The formation of ooids



Field and laboratory studies suggest that different types of ooids form during quiet and agitated water conditions. Both types have been synthesized in the laboratory. Quiet water types exhibit a radial orientation of carbonate crystals, whereas in those formed in agitated conditions, a tangential orientation is prevalent.

Successful laboratory formation of quiet water ooids was accomplished in supersaturated seawater solutions containing humic acids. Negative results were obtained from strictly inorganic solutions, and from those containing simple amino acids, single proteins, mixtures of proteins or mucopolysaccharides, soil and sediment extracts. Partly successful results were obtained using an organic extract from Bahamian ooids. The organic parameters most important in quiet water ooid formation are molecular weight, the presence of carboxyl groups and an ability to participate in hydrophobic/hydrophilic interactions, all of which are critical to membrane formation. Membranes form concentric shells which act as growth surfaces for carbonate and also induce the periodicity in carbonate precipitation.

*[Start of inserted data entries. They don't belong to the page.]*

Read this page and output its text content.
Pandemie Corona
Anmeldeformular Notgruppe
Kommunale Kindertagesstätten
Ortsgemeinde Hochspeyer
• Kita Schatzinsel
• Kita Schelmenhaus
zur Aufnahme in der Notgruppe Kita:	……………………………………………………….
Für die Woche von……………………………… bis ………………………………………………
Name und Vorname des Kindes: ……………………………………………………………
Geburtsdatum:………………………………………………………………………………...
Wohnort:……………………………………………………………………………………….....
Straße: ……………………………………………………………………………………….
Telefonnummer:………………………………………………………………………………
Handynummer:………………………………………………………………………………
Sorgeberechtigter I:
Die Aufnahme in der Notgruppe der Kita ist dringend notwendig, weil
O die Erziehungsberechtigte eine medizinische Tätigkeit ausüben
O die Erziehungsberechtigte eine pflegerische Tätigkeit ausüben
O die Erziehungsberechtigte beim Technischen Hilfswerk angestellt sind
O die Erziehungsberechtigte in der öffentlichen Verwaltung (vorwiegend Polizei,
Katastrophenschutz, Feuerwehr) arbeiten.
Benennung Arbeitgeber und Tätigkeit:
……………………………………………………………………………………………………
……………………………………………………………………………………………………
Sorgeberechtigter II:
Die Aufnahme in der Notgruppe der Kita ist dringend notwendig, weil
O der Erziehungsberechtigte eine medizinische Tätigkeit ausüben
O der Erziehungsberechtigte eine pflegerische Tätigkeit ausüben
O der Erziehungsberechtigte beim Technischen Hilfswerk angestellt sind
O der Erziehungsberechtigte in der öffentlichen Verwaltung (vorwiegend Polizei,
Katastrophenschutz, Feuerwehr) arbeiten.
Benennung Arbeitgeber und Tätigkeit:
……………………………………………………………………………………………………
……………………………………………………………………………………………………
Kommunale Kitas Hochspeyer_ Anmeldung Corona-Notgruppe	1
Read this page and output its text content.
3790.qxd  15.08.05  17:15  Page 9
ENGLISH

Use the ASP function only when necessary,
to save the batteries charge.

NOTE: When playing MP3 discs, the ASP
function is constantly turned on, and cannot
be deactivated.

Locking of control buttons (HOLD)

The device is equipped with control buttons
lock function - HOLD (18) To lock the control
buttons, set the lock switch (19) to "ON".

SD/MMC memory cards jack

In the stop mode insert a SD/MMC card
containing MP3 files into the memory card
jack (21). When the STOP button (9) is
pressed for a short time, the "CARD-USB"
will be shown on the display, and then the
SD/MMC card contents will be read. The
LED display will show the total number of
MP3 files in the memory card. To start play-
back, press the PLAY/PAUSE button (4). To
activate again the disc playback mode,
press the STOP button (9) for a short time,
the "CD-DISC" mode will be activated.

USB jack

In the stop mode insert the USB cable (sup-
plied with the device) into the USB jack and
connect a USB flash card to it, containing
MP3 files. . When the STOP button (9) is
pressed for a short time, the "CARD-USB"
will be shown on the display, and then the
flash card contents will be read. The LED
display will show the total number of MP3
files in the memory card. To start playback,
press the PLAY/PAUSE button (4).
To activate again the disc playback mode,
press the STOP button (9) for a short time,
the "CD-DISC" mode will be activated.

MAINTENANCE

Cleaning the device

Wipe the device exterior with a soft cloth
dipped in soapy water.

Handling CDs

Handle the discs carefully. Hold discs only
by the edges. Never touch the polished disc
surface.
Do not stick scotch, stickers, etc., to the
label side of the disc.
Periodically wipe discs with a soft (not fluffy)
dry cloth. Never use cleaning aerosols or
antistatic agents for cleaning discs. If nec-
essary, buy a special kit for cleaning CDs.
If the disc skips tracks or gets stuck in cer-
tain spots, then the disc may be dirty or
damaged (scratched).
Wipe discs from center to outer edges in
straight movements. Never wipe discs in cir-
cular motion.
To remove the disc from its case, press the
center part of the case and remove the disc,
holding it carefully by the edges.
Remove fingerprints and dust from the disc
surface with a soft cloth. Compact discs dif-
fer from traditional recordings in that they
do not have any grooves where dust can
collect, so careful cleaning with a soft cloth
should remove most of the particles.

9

Ooids exhibiting a tangential orientation of batten-like crystals have been synthesized under conditions of agitation, supersaturation and without the intervention of organic processes during the precipitation. Complete growth may be divided into agitation, resting and sleeping stages In the agitation stage, quartz nuclei induce an inorganic, heterogeneous nucleation from a supersaturated solution, which finally ceases as a result of Mg2+ and possibly H+ poisoning of the carbonate surfaces. No further precipitation occurs until the crystal surfaces are reactivated by removal of Mg2+ and H+ during the resting stage. Following a series of agitation and resting stages, precipitation is inhibited by a degree of poisoning which is not totally removed during the resting stage. For further growth, a new substrate is required and is provided by the development of organic membranes around the grains. This occurs when the grains are buried in the subsurface, the period of organic growth constituting the sleeping stage. Only 2% of an ooid's life is spent growing in the agitated environment, while 95% of its life is spent accreting organic membranes in the subsurface.

Our experimental work indicates that ooids of Bahamian type are inorganic precipitates. The tangential arrangement of battens is the result of suspension in an environment where the degree of turbulence is sufficient to induce grain to grain contact of sufficient strength and frequency to inhibit any crystal growth other than tangential. The role of organics is to provide a substrate for further growth after precipitation has slowed to a point when no further accretion is occurring.